Selon le rapport de l'Agence iranienne de presse coranique (IQNA) citant "IINA", "Ils s'acheminent vers l'abîme si l'électricité et le carburant ne sont pas rétablis", a estimé Egeland.
"J'ai bon espoir que ni l'un ni l'autre des deux camps ne souhaitent voir une hausse massive de la mortalité dans la bande de Gaza", où les enfants représentent la moitié des 1,4 million d'habitants, a déclaré Egeland à des journalistes au siège des Nations unies à New York.
La seule centrale électrique de la bande de Gaza bombardée mardi fournit 40% de l'électricité au territoire.

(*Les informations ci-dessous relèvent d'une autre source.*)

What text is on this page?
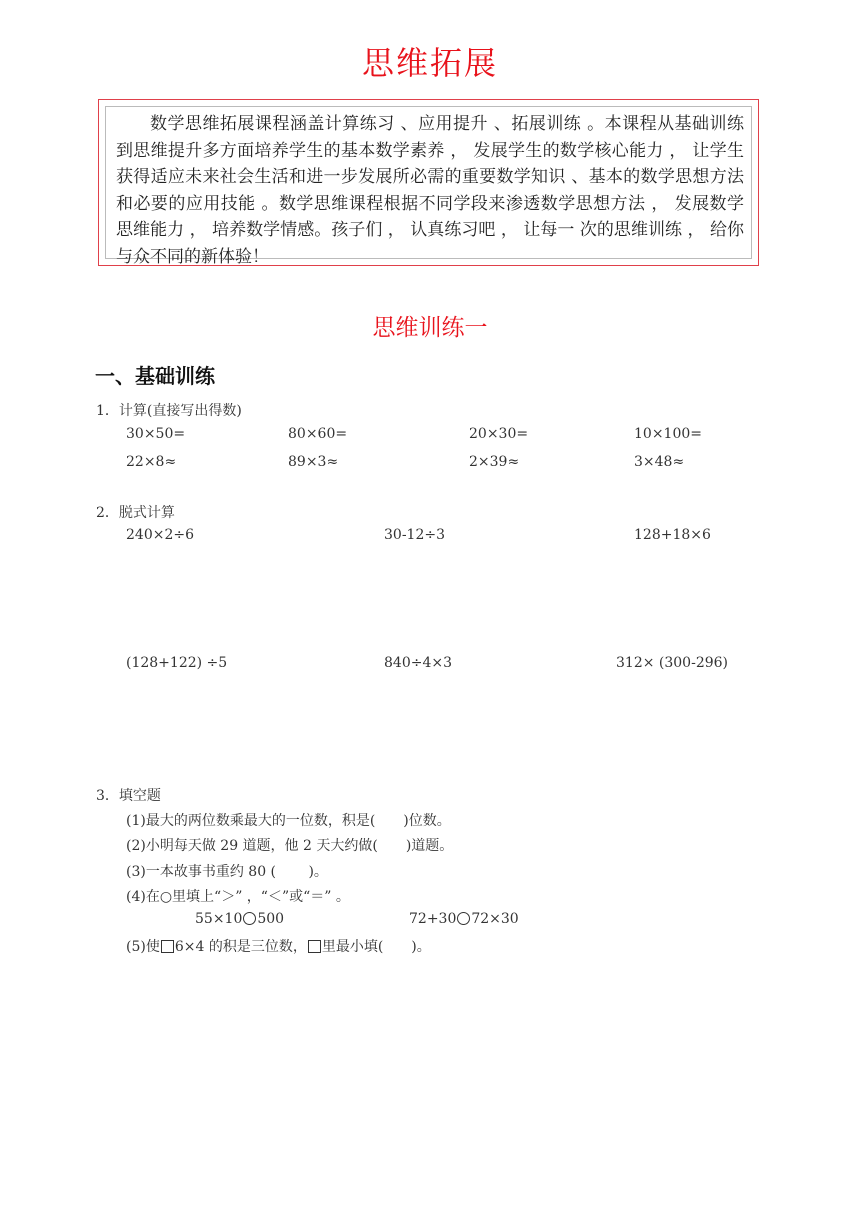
思维拓展
数学思维拓展课程涵盖计算练习 、应用提升 、拓展训练 。本课程从基础训练到思维提升多方面培养学生的基本数学素养 ， 发展学生的数学核心能力 ， 让学生获得适应未来社会生活和进一步发展所必需的重要数学知识 、基本的数学思想方法和必要的应用技能 。数学思维课程根据不同学段来渗透数学思想方法 ， 发展数学思维能力 ， 培养数学情感。孩子们 ， 认真练习吧 ， 让每一 次的思维训练 ， 给你与众不同的新体验！
思维训练一
一、基础训练
1．计算(直接写出得数)
30×50=	80×60=	20×30=	10×100=
22×8≈	89×3≈	2×39≈	3×48≈
2．脱式计算
240×2÷6	30-12÷3	128+18×6
(128+122) ÷5	840÷4×3	312× (300-296)
3．填空题
(1)最大的两位数乘最大的一位数，积是(　　)位数。
(2)小明每天做 29 道题，他 2 天大约做(　　)道题。
(3)一本故事书重约 80 (　　 )。
(4)在○里填上“＞” ，“＜”或“＝” 。
55×10 500	72+30 72×30
(5)使 6×4 的积是三位数， 里最小填(　　)。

Le reste de l'électricité est importé d'Israël.
Environ 130 puits, dans la bande de Gaza, ont besoin d'électricité pour pomper l'eau, et si certains ont des groupes électrogènes qui fonctionnent au diesel, Israël n'a autorisé l'entrée d'aucun carburant dans la bande de Gaza depuis quatre jours.
Sans eau pure par ce temps estival chaud, "Nous assisterons dans quelques jours à une crise humanitaire majeure", a dit Egeland.
Beaucoup d'approvisionnement en eau de Gaza et le système d'égouts dépendent de l'électricité. Certains des puits peuvent être actionnés par des générateurs, mais le carburant est rare après l’arrêt des approvisionnements par Israël. Les civils palestiniens ont stocké des batteries et des bougies, tout comme la nourriture et l'eau.